Closed AdamOpps closed 4 months ago
Hey @AdamOpps , this is great, thanks for investigating. Do you have any of this implemented in code? I'll look through my internal nda/ndax files and see if this additional data shows up in the same places.
Yeah, I have written some very simple helper functions that will search for the nda version, and then use that to find the mass or remarks. Would you like me to submit a PR into the dev branch, or submit it someplace else?
I started looking for active mass in some Neware 4000 files, and I think the number should be a 4-byte unsigned int. When I read 8 bytes, some of the files returned nonsense values. Can you check if 4 bytes still gives correct values for your files?
NewareNDA already returns some additional information via logging , so I'm thinking it's best to return active mass this way too. Otherwise there will need to be a new keyword argument, and I don't really want to get into post-processing.
4-byte unsigned integer is what I meant. Thanks for the clarification! I think I misread ImHex's data identifier and that Is what I quoted above.
I think putting the Active Material and Remarks into the log would be appropriate! I would advocate, however, for including columns for Specific Capacity directly into the returned dataframe from the read functions. If mass isn't specified, we could fill the column with zeros or NaNs or something. I doubt it would break compatibility for users with this solution. Let me know your thoughts though!
I created a new PR #59 for extracting active mass as logging information. I prefer this approach since many of my test files have an active mass of zero. For Neware 9000 I just looked for the mass bytes from the end of the file, but I only have 3 files to test. Can you check if this works on more files?
I gave it some tests, check out my comments! #59
I have delved into the depths of binary data extraction and have successfully found Active Mass, Remarks, and some other interesting data points for .nda files generated by Neware 4000 and 9000 instruments.

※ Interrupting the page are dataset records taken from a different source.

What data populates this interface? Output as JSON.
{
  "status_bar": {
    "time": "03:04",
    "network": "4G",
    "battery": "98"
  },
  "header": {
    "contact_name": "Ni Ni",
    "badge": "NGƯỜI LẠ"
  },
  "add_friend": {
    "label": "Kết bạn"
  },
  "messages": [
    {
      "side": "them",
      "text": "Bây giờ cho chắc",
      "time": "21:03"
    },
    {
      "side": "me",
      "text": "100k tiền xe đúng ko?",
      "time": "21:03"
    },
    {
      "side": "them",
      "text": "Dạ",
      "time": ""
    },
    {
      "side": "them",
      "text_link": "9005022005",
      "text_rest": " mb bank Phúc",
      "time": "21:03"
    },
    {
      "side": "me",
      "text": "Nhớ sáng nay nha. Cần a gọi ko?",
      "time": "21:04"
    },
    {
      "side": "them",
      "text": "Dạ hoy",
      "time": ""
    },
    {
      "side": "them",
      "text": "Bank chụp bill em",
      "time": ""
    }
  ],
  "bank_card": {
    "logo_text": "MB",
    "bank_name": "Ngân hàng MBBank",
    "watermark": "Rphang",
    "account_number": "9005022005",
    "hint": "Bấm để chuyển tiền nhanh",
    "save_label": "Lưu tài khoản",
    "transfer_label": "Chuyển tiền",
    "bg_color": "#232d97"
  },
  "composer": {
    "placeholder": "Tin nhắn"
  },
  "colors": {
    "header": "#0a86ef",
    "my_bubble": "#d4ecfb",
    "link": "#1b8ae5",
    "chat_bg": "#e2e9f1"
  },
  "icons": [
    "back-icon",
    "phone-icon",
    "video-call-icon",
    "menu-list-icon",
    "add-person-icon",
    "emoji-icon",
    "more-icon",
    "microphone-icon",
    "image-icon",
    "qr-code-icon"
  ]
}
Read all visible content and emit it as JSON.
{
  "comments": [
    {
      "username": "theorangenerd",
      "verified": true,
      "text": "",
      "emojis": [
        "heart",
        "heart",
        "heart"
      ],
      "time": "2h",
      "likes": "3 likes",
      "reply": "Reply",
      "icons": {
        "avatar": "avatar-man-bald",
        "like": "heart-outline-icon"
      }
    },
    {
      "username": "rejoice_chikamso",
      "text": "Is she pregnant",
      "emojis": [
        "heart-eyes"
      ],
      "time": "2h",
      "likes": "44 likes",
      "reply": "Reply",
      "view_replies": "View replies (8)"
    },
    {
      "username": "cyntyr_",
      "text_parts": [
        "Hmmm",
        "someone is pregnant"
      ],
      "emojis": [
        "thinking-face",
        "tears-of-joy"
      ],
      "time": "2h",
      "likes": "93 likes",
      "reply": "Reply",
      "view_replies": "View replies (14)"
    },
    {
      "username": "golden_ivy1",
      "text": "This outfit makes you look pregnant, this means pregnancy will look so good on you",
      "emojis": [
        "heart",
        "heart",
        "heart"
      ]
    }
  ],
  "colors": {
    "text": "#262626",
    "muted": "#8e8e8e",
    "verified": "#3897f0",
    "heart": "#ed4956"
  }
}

I do not have access to .ndax files, so I cannot provide any information about those unfortunately.
NEWARE 4000 (and perhaps other machines)
The entered "Active Material" value exists at byte 0x00000098 (decimal: 152).
It appears that the data is stored in LE as a 4-byte uint (BTS Software does not let you enter a negative number.)
The value decoded is actually the ActiveMaterial*1000 (in other words, to extract active material, divide this decoded value by 1000)
When specifying Active Material in BTS Software, the default is mg, but there are other options for units, including some volumetric types. I do not know how changing units affects this value.
The "Remarks" section exists at byte 0x0000090D (dec: 2317)
It is simply an ASCII/UTF-8 encoded string.
I suspect that it is 100 Bytes long, but this is untested.
NEWARE 9000
The same metadata type information is stored in the .nda files, but as a footer to the data, unlike the 4000 case.
I have identified the footer as beginning as a byte string of the following:
06 00 f0 1d 81 00 03 00 61 90 71 90 02 7f ff 00
This is used to signify the beginning to the header where our relevant metadata is stored.
I have seen this exact string in a few of my datafiles, but it is very possible that at least part of this string is not static, I just have not seen that case yet.
The first 107 bytes after the signifier are not decoded yet (and I have no plans to do so at the moment.)
The next 128 bytes are ASCII text for the "Creator" or "Operator"
The next 128 bytes are ASCII text for the "P/N"
The next 128 bytes are ASCII text for the "Remark Information" or "Comments"
The next 8 bytes are LE encoded double float for the "Active Material"
There is more in the footer following this, but it does not seem important to me at the moment. There is another big chunk of ASCII, so feel free to investigate at your interest.
Table of 9k Footer Storage Structure:
Bytes after signifier |dtype | data 1-107 |? | Unknown 108-235|ASCII | Creator (Operator) 236-363|ASCII | P/n 364-491|ASCII | Remarks (Comments) 492-499|double| Active Material
I leave implementation details to the more experienced among us. I can certainly take a stab at adding some extraction code, as I plan on doing so for my personal work in the meantime. However, I don't know whether any of these extractions should be added to the main "read()" functions, or if they should be their own methods.
I can imagine extracting the mass and adding dedicated "Specific Capacity" Columns to the main read_nda() function. It is also possible to have some separate function along the lines of a "read_metadata()" function that returns a simple dictionary with Remarks, Active Material, P/N, Run Date, etc. as we find them. Either implementation would be valuable in my opinion.
There are a few other data structures that I have found in the Neware 4000 file format. In short, they aren't useful, so I wont provide too much detail. One instance is a data structure that extracts with the same format as the main data points, but it has a different identifier ('\xAA' instead of '\x55'). These data blocks appear to be the last data point of each step. Within these data blocks, there are 8 bytes of unidentified data that appear to be values for Differential Capacity.